Eye care tips during summer
The summer months exposes our eyes to increased health risks. UV rays, chlorine, sea salt, sand, and air conditioning can all cause eye problems.
Dr. Sonia Gálvez, Ophthalmology specialist at Hospital Ochoa, says “during the summer we should pay special attention to eye care because we spend more hours outdoors”. She outlines below a series of eye care tips for the summer.
Air conditioning should be used in moderation because it generates dry air. This can negatively affect the mucous membranes of the eye, thus causing dry eye syndrome. Lubricating eye-drops are recommended whenever we feel that our eyes are dry, and direct contact with air conditioners or fans should be avoided.
Repeated exposure to chlorine and other chemicals may irritate the eye’s conjunctiva (a membrane that covers part of the organ) and can produce a corneal infection (keratitis). It is therefore advisable to follow these tips for the swimming pool:
- Do not open your eyes under water.
- Use swimming goggles that adequately seal around the eye.
- Wash the eyes with fresh water after swimming to remove any chemical substances.
- In case of itching or mild stinging, use lubricating tear-drops to keep the eye surface hydrated.
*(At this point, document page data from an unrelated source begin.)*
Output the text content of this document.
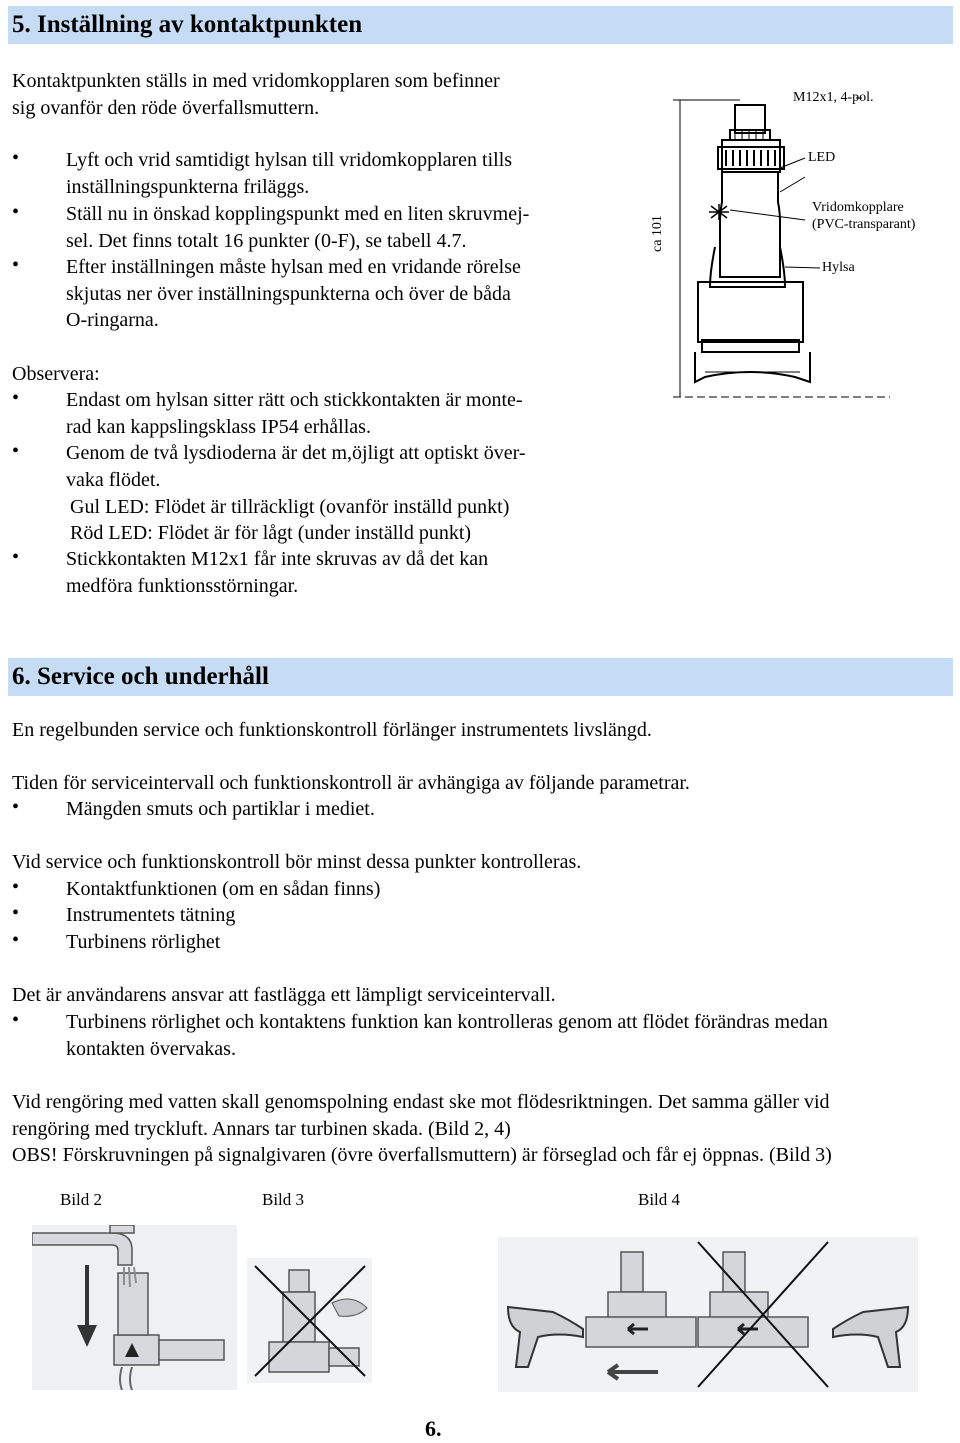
5. Inställning av kontaktpunkten
Kontaktpunkten ställs in med vridomkopplaren som befinner
sig ovanför den röde överfallsmuttern.
• Lyft och vrid samtidigt hylsan till vridomkopplaren tills
inställningspunkterna friläggs.
• Ställ nu in önskad kopplingspunkt med en liten skruvmej-
sel. Det finns totalt 16 punkter (0-F), se tabell 4.7.
• Efter inställningen måste hylsan med en vridande rörelse
skjutas ner över inställningspunkterna och över de båda
O-ringarna.
Observera:
• Endast om hylsan sitter rätt och stickkontakten är monte-
rad kan kappslingsklass IP54 erhållas.
• Genom de två lysdioderna är det m,öjligt att optiskt över-
vaka flödet.
Gul LED: Flödet är tillräckligt (ovanför inställd punkt)
Röd LED: Flödet är för lågt (under inställd punkt)
• Stickkontakten M12x1 får inte skruvas av då det kan
medföra funktionsstörningar.
ca 101
M12x1, 4-pol.
LED
Vridomkopplare
(PVC-transparant)
Hylsa
6. Service och underhåll
En regelbunden service och funktionskontroll förlänger instrumentets livslängd.
Tiden för serviceintervall och funktionskontroll är avhängiga av följande parametrar.
• Mängden smuts och partiklar i mediet.
Vid service och funktionskontroll bör minst dessa punkter kontrolleras.
• Kontaktfunktionen (om en sådan finns)
• Instrumentets tätning
• Turbinens rörlighet
Det är användarens ansvar att fastlägga ett lämpligt serviceintervall.
• Turbinens rörlighet och kontaktens funktion kan kontrolleras genom att flödet förändras medan
kontakten övervakas.
Vid rengöring med vatten skall genomspolning endast ske mot flödesriktningen. Det samma gäller vid
rengöring med tryckluft. Annars tar turbinen skada. (Bild 2, 4)
OBS! Förskruvningen på signalgivaren (övre överfallsmuttern) är förseglad och får ej öppnas. (Bild 3)
Bild 2	Bild 3	Bild 4
6.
- Due to the risk of infection, swimming pools are not recommended after eye surgery.
- Contact lens wearers should exercise extra caution in swimming pools and never dive. The reason is they are at a greater risk of suffering from “acanthamoeba keratitis”, a serious eye condition that requires extensive treatment and potentially a corneal transplant.
When to see a specialist
People should see an eye specialist (ophthalmologist) if their eyes are red or dry, if they hurt, itch or burn, or if they develop blurred vision or hypersensitivity to light. Eye issues can range from a minor infection that lasts a few days to more grave issues that negatively impact sight permanently. Thus, early treatment may be key for avoiding worsening conditions.
How to choose suitable sunglasses
Protecting our eyes from UV rays is critically important, and more so during the summer months, but wearing bad sunglasses can in fact be worse than wearing none at all. Here are some tips when buying sunglasses:
- The “CE” stamp. Look for the “CE” mark which indicates that they meet EU safety standards. If they don’t meet this standard, the lenses may be of such poor quality that they allow the pupil to dilate, thus allowing more sunlight to enter and causing greater damage to the eyes.
- Full UV protection. Sunglasses should be labelled UV400, which indicates 100% protection from ultraviolet radiation.
- Visible Light Transmission (VLT). How much light passes through lenses is measured from 0 to 4. Category 0 filters the least amount of light while category 4 blocks the most and are typically very dark in colour.
- Specialised retailers. Due to the high number of counterfeits, it is recommended we buy eyewear from specialised shops or opticians.
- Children. Because they spend more time outdoors, and because their crystalline eye lens is thinner, children’s eyes receive approximately three times more solar radiation than adults. Thus, it is critically important for children to wear protective sunglasses.